7 Myths About Lean Solutions

Lean solutions can hold different meaning to different teams and difference companies. Although the implementations, productivity, and process changes may differ from plant to plant, the basic tenets remain the same. So do the myths that continue to exist due to inappropriate education at all employee levels.

What Lean Achieves

The goals of this philosophy, also referred to as the Toyota Way, remain the same from plant to plant. The overarching goal of this philosophical methodology is the elimination of waste or resource consuming activity that adds no value to customer service, design, distribution, manufacturing, overall production or customer value. Its implementation works to eliminate seven waste types:

  • Activity that doesn’t add value,
  • Employee and machine waiting time,
  • In-process waste creation,
  • Low quality,
  • Overstock,
  • Unneeded transportation,
  • Unplanned overproduction.

Achieving those goals comes easily once you begin applying the kaizen approach of continuous, incremental improvement to your processes and procedures. You have to dispel the myths first to ensure they don’t derail your improvements.

Existing Myths

Myth: The Toyota Way just requires new tools.

Fact: Yes, you need the right tools to improve line activity and material handling, but more than that you need for the new philosophy to pervade your company culture. Your employees do need tube, pipe and connector, carts and modular racks to create on-the-fly solutions. They also need training in how to spot the problem source and create solutions.

 Myth: You can set it and forget it.

Fact: The Toyota method requires constant application and iteration. The improvements are a process in and of themselves.

 Myth: Lean all about cost reduction.

Fact: Lean is also about simplifying and streamlining work, reducing frustrations so employees can focus on what matters – customer delivery and production, and business growth. Waste reduction enhances productivity.

 Myth: The Toyota way means having zero inventory.

Fact: Conversely, it means having a low inventory that ensures you have just enough to meet demand and address re-filling orders.

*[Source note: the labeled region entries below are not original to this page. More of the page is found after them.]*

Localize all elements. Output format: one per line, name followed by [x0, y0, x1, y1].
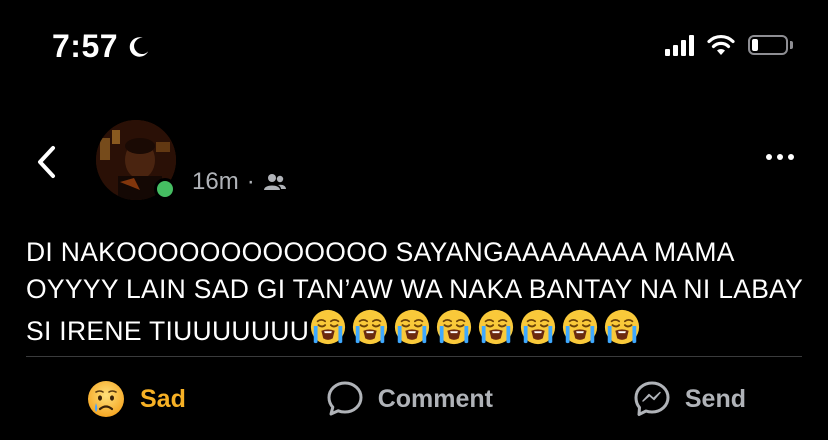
messenger-icon [634, 381, 670, 416]
moon-icon [129, 36, 149, 57]
sad-face-icon [88, 381, 124, 417]
chevron-left-icon [38, 146, 55, 178]
send-label: Send [684, 384, 746, 413]
divider [26, 356, 802, 357]
emoji-group [309, 308, 641, 346]
online-status-dot [154, 178, 176, 200]
loudly-crying-face-emoji [477, 308, 515, 346]
friends-icon[interactable] [263, 172, 287, 192]
post-text: DI NAKOOOOOOOOOOOOO SAYANGAAAAAAAA MAMA … [26, 234, 806, 350]
loudly-crying-face-emoji [561, 308, 599, 346]
loudly-crying-face-emoji [351, 308, 389, 346]
post-meta: 16m · [192, 168, 287, 196]
battery-icon [748, 34, 794, 56]
profile-avatar[interactable] [96, 120, 176, 200]
back-button[interactable] [30, 142, 64, 182]
send-button[interactable]: Send [603, 380, 802, 418]
comment-label: Comment [377, 384, 494, 413]
comment-button[interactable]: Comment [296, 380, 523, 418]
post-timestamp[interactable]: 16m [192, 168, 239, 196]
more-options-button[interactable] [762, 150, 798, 164]
loudly-crying-face-emoji [603, 308, 641, 346]
wifi-icon [707, 34, 735, 55]
sad-reaction-button[interactable]: Sad [26, 379, 216, 419]
comment-bubble-icon [327, 381, 363, 416]
status-time: 7:57 [52, 28, 152, 65]
loudly-crying-face-emoji [435, 308, 473, 346]
loudly-crying-face-emoji [519, 308, 557, 346]
meta-separator: · [246, 168, 255, 195]
cellular-signal-icon [665, 34, 694, 56]
status-time-text: 7:57 [52, 28, 119, 64]
loudly-crying-face-emoji [393, 308, 431, 346]
status-indicators [665, 34, 794, 56]
loudly-crying-face-emoji [309, 308, 347, 346]
more-dots-icon [766, 154, 772, 160]
action-bar: Sad Comment Send [26, 372, 802, 426]
sad-reaction-label: Sad [140, 384, 186, 413]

 Myth: You can use the same equipment.

Fact: You can retrofit some items, but you do need new equipment. Choose high quality pieces to enhance their staying power and reduce repairs.

 Myth: Lean is only about getting rid of waste.

Fact: Lean means getting rid of the problems that cause bottlenecks and slow down production. This leads to waste reduction.

 Myth: Lean means overworking or firing employees.

Fact: Lean means simplifying work to get more done. It means making work processes more comfortable, so people can work faster. It cuts wasteful movements and motions out of production, not people.

You can apply this methodology to your plant floor with tube, pipe and connector, and carts, or to your office with more time efficient processes. You can create ergonomic work spaces to enhance productivity. Dispel these myths and implement waste reducing processes to better serve your customers.